I ran because it made me feel good and allowed me to return to the desk with vigor and enthusiasm. My training because my coping mechanism for stress. The more stress, the more I ran. I even listened to lectures on the run, thus serving both masters…studying and working out. But, the balance shifted when I choose new benefits to running without taking stock of all the ones already in my possession.
Mid-October I went on a run after a particularly difficult day and had to limp home the last 2 miles. It was a sobering reminder that skipping steps in the healing process is always a bad idea. The doctor let me know it was just more of the same; my achilles tendon was inflamed and the only solution is stopping and letting it heal.
Now, I am reaching the depths of the “athlete depression.” I have difficulty accepting any decision made for me. Having some input and say in what happens in my own life is a really big deal to me. Thus, this injury forcing me to stop regardless of my will to go is a huge punch to the ego. I have gained a few pounds and don’t feel the strength and vitality I usually have. Also I am jealous (in a good way) of all of my friends logging miles without me. But, rather than sinking into my own head and ego I will thank this injury.
Thank you achilles tendonitis for allowing me more time to study for finals. Thank you for reminding me that feeling something even if it's painful is better than feeling nothing at all. Thank you for helping me re-connect with my mindfulness. Thank you for forcing me to accept conditions I cannot control and deal with them in a positive way. Thank you for giving me a warning before something really serious happened. Thank you for not happening during Headlands 50, that would have ruined my proposal so definitely a fist bump on that one.

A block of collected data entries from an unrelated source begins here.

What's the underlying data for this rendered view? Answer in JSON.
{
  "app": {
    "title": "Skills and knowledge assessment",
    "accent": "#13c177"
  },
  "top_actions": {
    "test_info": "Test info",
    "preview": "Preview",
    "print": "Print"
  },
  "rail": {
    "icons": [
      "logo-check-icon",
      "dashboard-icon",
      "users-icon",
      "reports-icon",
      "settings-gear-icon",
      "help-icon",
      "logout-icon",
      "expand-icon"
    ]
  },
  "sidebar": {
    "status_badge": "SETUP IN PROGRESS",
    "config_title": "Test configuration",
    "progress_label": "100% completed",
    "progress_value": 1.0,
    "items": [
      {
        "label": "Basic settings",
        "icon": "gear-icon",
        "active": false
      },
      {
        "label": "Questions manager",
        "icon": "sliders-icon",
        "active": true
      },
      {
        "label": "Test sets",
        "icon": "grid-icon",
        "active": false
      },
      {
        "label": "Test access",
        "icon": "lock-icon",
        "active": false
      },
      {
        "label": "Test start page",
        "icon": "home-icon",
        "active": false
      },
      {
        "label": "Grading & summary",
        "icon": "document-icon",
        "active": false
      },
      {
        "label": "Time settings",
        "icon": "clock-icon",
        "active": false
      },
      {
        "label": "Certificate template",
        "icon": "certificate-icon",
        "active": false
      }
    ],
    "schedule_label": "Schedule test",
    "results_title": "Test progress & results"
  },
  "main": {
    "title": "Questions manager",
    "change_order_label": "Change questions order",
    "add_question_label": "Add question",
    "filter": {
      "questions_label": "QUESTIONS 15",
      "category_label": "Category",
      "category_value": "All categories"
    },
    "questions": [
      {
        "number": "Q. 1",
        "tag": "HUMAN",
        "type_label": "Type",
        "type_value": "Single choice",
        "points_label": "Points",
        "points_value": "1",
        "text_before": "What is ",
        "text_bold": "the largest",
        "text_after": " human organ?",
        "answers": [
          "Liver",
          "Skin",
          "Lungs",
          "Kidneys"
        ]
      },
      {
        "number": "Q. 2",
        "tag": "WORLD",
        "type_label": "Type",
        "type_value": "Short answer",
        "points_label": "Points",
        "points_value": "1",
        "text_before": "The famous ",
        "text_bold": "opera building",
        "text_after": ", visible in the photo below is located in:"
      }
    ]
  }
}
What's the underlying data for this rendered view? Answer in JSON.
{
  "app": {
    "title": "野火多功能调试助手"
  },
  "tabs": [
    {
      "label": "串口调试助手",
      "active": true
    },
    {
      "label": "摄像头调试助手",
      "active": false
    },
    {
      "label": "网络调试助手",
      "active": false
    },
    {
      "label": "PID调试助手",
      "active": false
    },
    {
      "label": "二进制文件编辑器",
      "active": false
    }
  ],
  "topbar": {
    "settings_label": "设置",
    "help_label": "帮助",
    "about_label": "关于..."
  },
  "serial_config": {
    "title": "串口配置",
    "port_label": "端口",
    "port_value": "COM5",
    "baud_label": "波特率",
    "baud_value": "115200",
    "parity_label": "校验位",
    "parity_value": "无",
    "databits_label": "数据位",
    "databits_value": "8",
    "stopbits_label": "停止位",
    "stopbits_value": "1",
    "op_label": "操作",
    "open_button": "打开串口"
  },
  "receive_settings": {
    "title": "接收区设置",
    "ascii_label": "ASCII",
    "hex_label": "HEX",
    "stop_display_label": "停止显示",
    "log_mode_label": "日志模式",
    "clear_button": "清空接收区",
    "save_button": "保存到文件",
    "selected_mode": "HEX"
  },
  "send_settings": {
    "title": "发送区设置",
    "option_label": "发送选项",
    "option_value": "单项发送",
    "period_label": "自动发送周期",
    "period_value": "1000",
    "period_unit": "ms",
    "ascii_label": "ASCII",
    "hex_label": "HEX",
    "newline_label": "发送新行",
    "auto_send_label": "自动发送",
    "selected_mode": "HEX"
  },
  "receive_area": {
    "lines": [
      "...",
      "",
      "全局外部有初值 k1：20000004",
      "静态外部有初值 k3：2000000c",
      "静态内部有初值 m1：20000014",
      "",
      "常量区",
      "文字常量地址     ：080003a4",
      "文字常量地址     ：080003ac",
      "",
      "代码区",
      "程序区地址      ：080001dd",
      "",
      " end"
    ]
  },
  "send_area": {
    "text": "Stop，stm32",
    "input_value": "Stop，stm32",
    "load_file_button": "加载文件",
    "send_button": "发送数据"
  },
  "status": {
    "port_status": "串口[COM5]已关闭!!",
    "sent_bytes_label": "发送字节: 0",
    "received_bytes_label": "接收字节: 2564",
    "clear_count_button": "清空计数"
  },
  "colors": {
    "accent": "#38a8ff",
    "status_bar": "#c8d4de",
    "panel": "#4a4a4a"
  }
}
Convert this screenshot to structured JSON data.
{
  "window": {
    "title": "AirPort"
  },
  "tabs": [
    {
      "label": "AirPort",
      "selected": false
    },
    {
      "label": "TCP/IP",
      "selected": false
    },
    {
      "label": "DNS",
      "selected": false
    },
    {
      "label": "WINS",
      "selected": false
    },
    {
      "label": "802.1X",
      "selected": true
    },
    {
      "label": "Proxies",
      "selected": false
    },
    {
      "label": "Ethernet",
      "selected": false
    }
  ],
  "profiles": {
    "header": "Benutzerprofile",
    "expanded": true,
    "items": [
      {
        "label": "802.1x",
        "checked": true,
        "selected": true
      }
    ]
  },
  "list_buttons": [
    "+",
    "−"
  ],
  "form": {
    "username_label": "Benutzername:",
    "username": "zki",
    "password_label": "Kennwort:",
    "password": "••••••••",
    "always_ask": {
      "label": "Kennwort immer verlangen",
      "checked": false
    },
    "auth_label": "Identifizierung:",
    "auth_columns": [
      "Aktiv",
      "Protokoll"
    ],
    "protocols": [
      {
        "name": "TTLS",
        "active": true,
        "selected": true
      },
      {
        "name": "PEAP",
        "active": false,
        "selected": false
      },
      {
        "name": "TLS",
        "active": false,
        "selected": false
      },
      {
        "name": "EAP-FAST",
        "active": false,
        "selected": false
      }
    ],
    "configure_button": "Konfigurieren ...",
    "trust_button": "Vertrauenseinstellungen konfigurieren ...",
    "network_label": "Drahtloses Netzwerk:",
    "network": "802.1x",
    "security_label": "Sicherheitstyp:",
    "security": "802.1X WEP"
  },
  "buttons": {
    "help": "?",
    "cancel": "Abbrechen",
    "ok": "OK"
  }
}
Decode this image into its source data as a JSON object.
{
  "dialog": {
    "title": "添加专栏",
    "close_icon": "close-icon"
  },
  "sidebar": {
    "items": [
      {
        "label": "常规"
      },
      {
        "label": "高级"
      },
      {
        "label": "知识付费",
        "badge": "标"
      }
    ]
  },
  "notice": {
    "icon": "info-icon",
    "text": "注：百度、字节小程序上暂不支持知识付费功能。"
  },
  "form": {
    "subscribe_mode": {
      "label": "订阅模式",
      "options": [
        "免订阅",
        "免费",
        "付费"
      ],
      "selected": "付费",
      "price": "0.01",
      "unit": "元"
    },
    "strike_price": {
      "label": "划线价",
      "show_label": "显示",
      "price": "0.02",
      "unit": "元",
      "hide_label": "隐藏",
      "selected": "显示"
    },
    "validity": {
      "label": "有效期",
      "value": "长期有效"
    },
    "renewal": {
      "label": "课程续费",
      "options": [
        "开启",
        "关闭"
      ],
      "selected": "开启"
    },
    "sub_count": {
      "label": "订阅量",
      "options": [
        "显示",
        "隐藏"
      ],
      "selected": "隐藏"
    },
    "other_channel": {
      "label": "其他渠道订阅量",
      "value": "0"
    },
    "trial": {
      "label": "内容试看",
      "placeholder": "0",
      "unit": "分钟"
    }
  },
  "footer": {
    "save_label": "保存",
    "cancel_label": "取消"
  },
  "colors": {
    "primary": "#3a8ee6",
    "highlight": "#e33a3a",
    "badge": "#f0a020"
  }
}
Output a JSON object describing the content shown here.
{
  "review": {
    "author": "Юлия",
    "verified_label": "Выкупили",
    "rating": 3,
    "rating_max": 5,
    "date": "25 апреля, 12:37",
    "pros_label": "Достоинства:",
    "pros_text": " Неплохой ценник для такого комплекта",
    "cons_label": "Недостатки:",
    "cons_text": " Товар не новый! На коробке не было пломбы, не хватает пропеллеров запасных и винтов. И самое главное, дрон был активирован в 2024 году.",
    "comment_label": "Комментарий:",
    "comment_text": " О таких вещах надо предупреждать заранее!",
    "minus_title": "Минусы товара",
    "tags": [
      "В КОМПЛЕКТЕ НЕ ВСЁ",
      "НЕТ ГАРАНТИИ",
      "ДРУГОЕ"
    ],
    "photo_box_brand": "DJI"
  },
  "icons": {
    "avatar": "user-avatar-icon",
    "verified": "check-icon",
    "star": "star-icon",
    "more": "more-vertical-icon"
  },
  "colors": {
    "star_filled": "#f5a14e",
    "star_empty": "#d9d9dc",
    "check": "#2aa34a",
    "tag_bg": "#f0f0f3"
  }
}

Thank you for reminding me the goals I seek are not limited to the trails but also include the kitchen. I am now starting to manage my caloric intake, i.e. dieting. Admittedly, my excitement for dieting is at an all time low and particularly so near the end of the year. Also not looking forward to getting back on the road or into the gym when everyone else plans their “New Years Resolutions.” But, thank you for reminding me that running is a part of my life, not my whole life. Running gives me pleasure, but so do other things (like cookies).
Thanks for reminding me of my running goals and the work I need to put in to get there. Thanks for not letting me skip steps and reminding me that a runner is just as much body as he is heart. I promise I will do my best to come back, healthier, happier and even if we never meet again...thank you from the bottom of my sole.